舌打ちした俺は、それでも森のギリギリの所まで行って、早く帰ってこいと願う。日が暮れ始め、そろそろヤバいと思った俺は、仕方なく屋敷に帰る。どう言い訳しようか考えて屋敷の前でウロウロとしていたら、じきにリュシーが帰って来たから俺は、怒られなくて済むってホッとしたっけな。
ただ、不思議な事に、リュシーがアオ鷹の爪を手に握りしめていたのには驚いた。
アオ鷹の爪は、万能薬らしくそれを削って飲ませると悪い風邪だって死にそうな傷だってすぐに治る優れ物だが、ものすごく凶暴な鷹だと言われているから狩人くらいしか取りにいけないだろうし、薬屋でも高値で取り引きされているって父ちゃんが言ってたんだ。
そんなものを手にしてたんだぜ?どうしてだ!?
共に屋敷に入った俺達は、父ちゃんにどこへ行ってたんだと問われ、俺は口をモゴモゴとするばかりで何て答えようか迷っていたら、リュシーが、
「ねぇオーバン。これアオタカのツメよ。これでお父様、治る?」
と言ったから、
「はぁ!?」
と俺は変な声を出しちまった。父ちゃんは俺の方は見ないで、リュシーの目をじっと見つめていてなぜかニッコリと笑って、
「はい。きっと。さぁ、遅くなりましたからね。先にお風呂にしましょう。マルゴの所へ行きますよ。」
と言ってリュシーを抱きかかえ頭を撫でながら連れて行っちまった。
父ちゃんは時折そうやって甘やかすんだよな、自分の娘じゃないのによ。…そういや、バルテレミー様やマリエット様がリュシーを抱っこしているのを見た事、あったっけ?

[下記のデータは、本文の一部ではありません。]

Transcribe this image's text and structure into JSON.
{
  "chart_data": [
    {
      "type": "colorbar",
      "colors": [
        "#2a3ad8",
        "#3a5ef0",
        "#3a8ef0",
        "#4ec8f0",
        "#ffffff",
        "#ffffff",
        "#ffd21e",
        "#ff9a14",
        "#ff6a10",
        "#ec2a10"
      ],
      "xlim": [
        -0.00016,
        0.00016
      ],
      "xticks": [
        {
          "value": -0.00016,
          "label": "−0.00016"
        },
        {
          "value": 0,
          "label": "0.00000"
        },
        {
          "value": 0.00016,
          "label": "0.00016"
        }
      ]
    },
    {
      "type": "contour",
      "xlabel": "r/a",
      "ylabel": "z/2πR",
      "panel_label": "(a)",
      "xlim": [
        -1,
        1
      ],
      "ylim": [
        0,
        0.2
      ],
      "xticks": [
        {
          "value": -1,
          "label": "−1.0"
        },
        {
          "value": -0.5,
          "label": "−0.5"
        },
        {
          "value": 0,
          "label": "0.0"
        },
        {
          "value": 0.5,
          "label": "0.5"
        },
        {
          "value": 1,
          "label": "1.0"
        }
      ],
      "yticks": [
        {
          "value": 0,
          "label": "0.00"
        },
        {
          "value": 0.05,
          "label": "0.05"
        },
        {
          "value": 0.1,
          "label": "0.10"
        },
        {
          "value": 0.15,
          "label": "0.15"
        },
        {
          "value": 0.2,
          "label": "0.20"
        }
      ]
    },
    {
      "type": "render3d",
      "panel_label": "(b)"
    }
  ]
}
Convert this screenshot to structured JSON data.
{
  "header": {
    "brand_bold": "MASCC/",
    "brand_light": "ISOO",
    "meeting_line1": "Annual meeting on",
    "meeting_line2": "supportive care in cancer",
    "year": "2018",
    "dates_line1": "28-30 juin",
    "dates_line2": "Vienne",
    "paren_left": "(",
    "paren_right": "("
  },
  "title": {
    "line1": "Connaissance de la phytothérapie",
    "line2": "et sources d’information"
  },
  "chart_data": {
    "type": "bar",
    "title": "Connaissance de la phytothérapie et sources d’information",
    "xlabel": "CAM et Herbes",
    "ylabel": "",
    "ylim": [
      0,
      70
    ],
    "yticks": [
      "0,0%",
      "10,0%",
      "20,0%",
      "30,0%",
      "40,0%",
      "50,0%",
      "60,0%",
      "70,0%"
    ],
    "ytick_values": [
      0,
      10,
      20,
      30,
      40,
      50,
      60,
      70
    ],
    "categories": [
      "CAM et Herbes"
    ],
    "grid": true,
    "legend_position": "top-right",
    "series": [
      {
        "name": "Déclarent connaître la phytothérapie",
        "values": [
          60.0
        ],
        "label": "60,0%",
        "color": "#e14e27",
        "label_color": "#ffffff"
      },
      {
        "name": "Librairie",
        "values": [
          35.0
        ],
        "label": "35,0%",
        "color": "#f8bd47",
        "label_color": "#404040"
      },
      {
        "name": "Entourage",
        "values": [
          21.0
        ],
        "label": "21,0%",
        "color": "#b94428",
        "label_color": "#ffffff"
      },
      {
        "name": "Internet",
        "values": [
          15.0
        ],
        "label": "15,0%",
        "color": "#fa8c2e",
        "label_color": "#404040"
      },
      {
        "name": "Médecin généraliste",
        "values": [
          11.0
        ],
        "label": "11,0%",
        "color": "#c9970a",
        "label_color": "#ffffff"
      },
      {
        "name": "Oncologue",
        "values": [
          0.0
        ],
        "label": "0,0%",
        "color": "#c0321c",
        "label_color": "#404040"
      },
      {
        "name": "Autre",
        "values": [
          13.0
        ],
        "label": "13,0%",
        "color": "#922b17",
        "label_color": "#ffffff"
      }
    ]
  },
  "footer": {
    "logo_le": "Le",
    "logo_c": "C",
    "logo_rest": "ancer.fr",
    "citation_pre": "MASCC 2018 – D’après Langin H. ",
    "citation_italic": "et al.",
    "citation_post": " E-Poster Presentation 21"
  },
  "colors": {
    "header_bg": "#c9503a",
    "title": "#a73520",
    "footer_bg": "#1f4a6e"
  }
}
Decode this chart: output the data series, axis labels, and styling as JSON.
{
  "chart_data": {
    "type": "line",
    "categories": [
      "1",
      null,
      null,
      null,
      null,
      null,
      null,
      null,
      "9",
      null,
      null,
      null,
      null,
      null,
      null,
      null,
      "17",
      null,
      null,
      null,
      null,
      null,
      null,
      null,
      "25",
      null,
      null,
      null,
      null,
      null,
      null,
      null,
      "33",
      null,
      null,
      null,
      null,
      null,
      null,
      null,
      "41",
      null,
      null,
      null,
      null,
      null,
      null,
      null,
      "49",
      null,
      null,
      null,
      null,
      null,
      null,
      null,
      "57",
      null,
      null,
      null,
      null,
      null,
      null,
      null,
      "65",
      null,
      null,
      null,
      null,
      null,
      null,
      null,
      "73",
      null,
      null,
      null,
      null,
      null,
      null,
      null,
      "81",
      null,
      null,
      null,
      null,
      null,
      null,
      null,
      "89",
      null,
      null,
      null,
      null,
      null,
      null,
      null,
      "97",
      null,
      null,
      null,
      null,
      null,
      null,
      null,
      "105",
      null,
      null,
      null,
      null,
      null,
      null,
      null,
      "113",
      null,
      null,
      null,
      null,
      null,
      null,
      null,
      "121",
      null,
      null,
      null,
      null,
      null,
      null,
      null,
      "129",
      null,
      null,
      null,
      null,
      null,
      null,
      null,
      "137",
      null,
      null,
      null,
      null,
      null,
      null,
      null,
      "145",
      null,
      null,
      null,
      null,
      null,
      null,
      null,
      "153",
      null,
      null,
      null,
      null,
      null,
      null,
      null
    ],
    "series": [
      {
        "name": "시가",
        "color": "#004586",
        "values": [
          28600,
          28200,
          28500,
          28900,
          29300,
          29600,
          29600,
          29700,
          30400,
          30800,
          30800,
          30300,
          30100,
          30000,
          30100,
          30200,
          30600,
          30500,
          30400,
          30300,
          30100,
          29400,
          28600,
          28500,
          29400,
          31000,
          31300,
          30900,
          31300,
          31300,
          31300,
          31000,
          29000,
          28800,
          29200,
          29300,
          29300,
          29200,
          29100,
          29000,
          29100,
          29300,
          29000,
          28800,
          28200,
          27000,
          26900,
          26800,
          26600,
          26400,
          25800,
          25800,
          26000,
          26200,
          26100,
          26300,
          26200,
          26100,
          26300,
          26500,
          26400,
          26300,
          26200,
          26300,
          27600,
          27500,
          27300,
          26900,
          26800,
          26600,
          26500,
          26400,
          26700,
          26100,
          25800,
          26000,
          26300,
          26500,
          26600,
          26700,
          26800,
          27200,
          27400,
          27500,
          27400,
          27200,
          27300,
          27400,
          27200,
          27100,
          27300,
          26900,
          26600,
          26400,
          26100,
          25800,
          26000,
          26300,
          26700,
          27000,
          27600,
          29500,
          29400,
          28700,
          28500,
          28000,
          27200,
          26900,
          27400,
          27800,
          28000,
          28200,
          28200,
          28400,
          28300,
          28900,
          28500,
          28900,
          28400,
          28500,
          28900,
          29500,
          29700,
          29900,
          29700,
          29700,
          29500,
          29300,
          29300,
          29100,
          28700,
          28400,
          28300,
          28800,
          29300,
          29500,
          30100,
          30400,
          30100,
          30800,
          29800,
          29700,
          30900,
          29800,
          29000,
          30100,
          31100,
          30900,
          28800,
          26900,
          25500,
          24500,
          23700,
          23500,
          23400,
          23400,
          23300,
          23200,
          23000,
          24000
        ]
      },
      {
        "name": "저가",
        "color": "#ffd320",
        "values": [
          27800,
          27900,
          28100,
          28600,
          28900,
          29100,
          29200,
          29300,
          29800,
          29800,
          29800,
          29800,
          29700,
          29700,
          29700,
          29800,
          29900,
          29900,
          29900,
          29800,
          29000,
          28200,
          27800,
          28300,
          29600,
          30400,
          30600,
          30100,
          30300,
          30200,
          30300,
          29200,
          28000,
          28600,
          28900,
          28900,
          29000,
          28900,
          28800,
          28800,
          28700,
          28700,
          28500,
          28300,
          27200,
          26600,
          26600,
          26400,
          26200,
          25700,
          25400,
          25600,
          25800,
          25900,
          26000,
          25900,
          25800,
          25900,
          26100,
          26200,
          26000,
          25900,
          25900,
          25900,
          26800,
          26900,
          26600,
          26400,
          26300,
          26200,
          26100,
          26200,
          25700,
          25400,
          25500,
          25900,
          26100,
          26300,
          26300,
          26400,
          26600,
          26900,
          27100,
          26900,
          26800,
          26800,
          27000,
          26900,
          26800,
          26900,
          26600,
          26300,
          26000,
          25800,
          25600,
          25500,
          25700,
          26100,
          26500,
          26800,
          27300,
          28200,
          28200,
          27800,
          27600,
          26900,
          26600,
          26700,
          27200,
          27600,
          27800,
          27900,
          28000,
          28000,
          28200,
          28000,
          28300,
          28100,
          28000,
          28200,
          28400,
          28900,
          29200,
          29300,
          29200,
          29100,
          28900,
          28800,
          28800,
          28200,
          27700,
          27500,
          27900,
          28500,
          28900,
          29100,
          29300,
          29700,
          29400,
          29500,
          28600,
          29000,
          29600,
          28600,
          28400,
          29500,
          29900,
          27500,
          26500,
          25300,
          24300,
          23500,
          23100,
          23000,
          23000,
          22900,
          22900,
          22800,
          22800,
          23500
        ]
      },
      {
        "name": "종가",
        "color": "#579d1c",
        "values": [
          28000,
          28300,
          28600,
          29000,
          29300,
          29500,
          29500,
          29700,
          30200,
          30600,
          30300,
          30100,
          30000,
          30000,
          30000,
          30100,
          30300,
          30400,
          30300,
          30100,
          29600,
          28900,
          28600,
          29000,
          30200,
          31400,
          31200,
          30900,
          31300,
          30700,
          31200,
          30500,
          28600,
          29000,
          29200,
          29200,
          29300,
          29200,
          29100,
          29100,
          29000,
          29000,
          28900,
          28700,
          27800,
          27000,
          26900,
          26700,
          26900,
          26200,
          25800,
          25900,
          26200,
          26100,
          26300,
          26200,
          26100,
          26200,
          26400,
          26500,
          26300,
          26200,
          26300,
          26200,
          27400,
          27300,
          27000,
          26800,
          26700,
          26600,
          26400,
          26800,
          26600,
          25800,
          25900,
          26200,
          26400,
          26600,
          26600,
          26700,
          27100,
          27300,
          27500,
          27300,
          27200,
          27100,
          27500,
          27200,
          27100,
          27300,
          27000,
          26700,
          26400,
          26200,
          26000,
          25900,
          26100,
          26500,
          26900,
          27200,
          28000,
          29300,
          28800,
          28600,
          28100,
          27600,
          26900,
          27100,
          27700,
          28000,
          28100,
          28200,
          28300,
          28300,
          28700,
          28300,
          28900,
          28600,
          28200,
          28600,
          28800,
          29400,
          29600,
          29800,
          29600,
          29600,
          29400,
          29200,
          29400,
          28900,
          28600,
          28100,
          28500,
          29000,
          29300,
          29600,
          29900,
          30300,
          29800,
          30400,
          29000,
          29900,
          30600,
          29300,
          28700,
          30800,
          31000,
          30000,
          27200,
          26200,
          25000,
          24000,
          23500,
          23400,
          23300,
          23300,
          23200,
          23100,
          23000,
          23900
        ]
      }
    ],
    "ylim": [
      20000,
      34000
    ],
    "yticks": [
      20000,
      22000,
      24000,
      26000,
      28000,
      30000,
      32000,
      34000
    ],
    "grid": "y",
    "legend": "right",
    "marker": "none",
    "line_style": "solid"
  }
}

まぁ、何にせよ俺としては怒られなくて済んだから良かったけどよ、なんで父ちゃんはリュシーがアオ鷹の爪を持って来た事に平然としてたんだろ?てか、あいつ危ない森の方角へ行ったよな!?入ったんだよな?俺よりも小さいのに一人で行って危なくないのか?てか、誰にもらった?
まぁ、リュシーはそういう不思議な所もあるが、俺が守ってやらねぇとなぁ。貴族だかなんだか知らねぇけど、危なっかしいしいつも動物に話しかけてるから変人っぽいし。両親もお貴族様だからか相手にしてもらってねぇ淋しい奴だからよ。俺が守ってやらねえとな。
仕方ねぇから、将来俺が大きくなったら、嫁にもらってやるよ。俺くらいしか相手にしてやれねぇからな!